On the other hand, grab the popcorn and watch. The only thing that would make this new partnership more riveting is if the broheims joined together on the Republican ticket, with Trump at the top and Christie as his henchman, excuse me, running mate. The egos might get in the way but a few beers and some arm-wrestling should settle things.
It could happen.
Remember back in 1992 when conventional wisdom said Bill Clinton and Al Gore together on the Democratic slate was too much — too Southern, too baby boomer, too “their wives look too much alike” thing? But the youthful pair and their respective partners fit the change-ready mood of a country. And it worked.
In 2016, what better team to represent the inchoate, loud, often confrontational anger gripping the country, evident at crowded Trump rallies across the country than a ticket just bristling with it?
Pity the poor heckler to confront a joint appearance by these two: What would Trump do to a protester at a Nevada rally? His answer: “I’d like to punch him in the face.” He also has said he could shoot someone in the middle of 5th Avenue and not lose voters. Christie, for his part, once told a post Superstorm Sandy heckler to “sit down and shut up.”
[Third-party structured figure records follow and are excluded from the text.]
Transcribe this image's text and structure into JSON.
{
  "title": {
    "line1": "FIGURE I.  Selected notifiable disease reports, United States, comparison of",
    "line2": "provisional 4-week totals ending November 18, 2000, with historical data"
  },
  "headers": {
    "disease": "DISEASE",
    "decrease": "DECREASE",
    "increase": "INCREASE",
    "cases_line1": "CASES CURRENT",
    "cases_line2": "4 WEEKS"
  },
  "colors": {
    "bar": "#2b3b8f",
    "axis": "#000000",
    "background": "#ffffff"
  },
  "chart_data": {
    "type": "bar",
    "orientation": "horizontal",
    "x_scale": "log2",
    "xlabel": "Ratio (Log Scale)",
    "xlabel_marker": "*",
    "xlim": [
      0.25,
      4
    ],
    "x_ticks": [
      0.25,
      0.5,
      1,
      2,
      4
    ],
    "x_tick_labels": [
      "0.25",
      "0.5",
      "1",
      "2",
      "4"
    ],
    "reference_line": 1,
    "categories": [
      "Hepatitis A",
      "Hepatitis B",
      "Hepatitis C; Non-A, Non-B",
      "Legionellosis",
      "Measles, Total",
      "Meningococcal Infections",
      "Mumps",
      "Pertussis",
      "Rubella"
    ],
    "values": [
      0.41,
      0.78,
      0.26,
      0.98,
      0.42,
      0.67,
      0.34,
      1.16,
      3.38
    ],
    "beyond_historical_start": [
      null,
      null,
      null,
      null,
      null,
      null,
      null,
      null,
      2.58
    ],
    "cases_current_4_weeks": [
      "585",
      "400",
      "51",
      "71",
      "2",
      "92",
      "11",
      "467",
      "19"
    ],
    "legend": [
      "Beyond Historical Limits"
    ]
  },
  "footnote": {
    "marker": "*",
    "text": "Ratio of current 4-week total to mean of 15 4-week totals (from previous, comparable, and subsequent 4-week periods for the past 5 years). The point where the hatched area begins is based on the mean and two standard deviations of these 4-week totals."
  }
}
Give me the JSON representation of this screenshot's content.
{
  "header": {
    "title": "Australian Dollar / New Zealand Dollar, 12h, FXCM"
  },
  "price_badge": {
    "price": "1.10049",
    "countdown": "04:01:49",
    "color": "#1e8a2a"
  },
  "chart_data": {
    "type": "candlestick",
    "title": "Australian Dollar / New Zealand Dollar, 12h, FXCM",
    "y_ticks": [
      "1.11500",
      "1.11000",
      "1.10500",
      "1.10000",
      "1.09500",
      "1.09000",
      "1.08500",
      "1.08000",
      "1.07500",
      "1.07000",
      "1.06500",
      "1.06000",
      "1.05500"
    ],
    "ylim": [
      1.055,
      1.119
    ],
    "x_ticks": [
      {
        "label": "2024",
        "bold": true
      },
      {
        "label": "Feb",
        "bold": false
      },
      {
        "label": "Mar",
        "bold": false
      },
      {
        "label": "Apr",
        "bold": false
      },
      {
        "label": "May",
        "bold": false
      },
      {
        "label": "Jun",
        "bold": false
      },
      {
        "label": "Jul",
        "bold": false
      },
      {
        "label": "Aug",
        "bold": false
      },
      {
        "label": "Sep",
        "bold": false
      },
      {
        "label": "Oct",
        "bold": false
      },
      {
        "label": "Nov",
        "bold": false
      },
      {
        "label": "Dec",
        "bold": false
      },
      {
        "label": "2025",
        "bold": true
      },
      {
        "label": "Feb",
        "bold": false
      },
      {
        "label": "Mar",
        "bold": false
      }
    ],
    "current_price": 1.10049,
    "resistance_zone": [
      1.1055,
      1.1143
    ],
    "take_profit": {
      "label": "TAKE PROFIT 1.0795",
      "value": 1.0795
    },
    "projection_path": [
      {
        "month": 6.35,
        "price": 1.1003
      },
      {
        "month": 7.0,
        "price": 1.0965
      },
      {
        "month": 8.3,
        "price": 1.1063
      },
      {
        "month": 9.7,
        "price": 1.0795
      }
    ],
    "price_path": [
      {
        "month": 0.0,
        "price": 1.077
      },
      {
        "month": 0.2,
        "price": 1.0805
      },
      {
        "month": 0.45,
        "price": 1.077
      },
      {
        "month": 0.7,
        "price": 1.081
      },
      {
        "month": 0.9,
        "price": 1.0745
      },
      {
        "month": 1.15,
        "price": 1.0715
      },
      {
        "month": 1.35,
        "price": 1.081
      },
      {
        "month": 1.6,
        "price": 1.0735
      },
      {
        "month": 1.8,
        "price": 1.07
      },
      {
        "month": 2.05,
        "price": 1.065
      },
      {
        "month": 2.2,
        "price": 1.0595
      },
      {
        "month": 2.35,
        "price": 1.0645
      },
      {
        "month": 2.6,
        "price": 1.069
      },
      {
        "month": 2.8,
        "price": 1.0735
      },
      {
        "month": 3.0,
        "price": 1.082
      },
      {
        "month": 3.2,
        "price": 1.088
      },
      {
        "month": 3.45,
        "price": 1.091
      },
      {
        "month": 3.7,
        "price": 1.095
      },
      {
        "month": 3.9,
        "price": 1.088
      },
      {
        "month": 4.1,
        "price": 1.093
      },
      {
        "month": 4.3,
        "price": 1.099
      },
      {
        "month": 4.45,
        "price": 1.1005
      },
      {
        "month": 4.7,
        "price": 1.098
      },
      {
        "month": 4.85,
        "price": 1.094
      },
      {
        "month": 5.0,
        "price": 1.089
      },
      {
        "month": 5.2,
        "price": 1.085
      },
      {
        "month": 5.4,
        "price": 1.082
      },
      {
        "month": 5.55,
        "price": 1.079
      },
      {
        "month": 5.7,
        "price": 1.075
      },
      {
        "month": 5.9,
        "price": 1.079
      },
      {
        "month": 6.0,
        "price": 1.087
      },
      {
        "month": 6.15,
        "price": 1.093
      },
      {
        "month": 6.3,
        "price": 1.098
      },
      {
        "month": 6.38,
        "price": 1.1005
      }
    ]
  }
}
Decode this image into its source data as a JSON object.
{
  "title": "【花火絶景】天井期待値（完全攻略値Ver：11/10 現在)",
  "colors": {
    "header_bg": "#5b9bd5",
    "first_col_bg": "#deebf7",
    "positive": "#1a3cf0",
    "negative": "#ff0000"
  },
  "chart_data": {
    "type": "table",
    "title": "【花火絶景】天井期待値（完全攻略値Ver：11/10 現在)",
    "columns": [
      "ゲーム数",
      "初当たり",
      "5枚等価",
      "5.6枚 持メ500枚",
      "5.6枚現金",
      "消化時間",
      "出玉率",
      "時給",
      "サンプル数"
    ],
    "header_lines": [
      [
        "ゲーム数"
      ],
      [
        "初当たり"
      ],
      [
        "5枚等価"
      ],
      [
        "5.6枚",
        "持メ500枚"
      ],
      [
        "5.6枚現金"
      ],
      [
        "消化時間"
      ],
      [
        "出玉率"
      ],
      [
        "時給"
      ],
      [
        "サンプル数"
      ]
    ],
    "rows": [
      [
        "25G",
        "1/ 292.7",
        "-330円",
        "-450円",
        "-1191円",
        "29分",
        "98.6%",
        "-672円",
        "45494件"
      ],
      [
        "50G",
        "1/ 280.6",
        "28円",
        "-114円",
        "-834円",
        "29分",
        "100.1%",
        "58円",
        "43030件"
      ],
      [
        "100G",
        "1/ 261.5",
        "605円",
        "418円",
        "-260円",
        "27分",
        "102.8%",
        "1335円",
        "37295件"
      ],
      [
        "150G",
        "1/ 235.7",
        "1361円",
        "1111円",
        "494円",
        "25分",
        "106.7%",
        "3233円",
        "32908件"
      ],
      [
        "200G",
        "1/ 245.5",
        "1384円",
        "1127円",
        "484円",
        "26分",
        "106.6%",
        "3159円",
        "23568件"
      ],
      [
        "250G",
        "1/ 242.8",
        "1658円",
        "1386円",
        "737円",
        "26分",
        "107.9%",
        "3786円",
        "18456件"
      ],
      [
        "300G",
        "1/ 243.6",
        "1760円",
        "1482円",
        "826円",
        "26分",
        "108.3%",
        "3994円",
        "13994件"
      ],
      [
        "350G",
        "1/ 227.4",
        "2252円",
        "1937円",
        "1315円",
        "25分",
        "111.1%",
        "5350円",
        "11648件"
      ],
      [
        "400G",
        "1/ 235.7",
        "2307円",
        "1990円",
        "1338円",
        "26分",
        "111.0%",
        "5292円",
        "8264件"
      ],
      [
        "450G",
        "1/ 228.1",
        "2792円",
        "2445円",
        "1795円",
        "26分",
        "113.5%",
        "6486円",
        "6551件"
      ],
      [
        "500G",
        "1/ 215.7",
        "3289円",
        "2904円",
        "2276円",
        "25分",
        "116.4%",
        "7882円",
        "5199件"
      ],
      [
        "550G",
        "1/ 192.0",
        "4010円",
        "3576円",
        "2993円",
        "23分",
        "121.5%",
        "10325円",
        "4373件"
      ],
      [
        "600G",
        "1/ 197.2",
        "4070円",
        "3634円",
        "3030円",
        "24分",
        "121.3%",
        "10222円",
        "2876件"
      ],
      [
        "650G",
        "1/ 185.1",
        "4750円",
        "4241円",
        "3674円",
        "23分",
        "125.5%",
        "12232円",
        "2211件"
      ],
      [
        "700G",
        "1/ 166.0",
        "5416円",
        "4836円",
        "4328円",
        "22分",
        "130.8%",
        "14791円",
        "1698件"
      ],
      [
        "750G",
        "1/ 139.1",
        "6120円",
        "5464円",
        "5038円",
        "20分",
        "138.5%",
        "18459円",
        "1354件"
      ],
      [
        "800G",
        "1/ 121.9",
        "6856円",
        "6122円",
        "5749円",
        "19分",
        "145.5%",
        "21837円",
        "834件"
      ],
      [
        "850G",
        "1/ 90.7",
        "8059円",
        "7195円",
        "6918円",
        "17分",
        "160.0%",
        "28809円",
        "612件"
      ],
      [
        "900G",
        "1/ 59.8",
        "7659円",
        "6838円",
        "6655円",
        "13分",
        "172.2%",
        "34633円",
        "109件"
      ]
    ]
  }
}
The governor, whose own hopes for the presidency died in New Hampshire, once decried the entertainment aspect of this year’s race and touted his own experience running a state. At the endorsement announcement, though, he mostly stuck to his admiration for the leadership skills of the businessman, real estate mogul and reality-show star, and Trump’s ability to take on the Democratic front-runner Hillary Clinton. It was mutual admiration at the Fort Worth, Texas, appearance, with Trump saying the two had been friends for years before throwing some insults Rubio’s way.
Politically, Trump and Christie, two Northeast survivors have been in agreement in their ebb and flow emphasis on social conservative doctrine, though both have recently moved more consistently to the right, and Trump’s past positions haven’t hurt him with evangelicals. (Another rival, Texas Sen. Ted Cruz, has been frustrated by that development.)
Right now, though, Rubio is the target. The Trump-Christie announcement stole the Friday spotlight from his “tough Marco” tour, feeling his oats as he basks in good reviews for his Thursday night debate hectoring of front-runner Trump. Was that performance too little too late as Trump leads in most Super Tuesday polls, and even in the upcoming primary in Rubio’s own Florida?
When Christie stumps for Trump, will voters be attracted or will it be too much of a brash thing? Will Trump and Christie succeed in bullying Republicans, Democratic hopefuls and the rest of America into submission?
Trump demurred when asked if Christie could be his running mate, but he didn’t rule it out. “He’s certainly got the talent,” he said of Christie.
And he’s ready to take that talent on the road.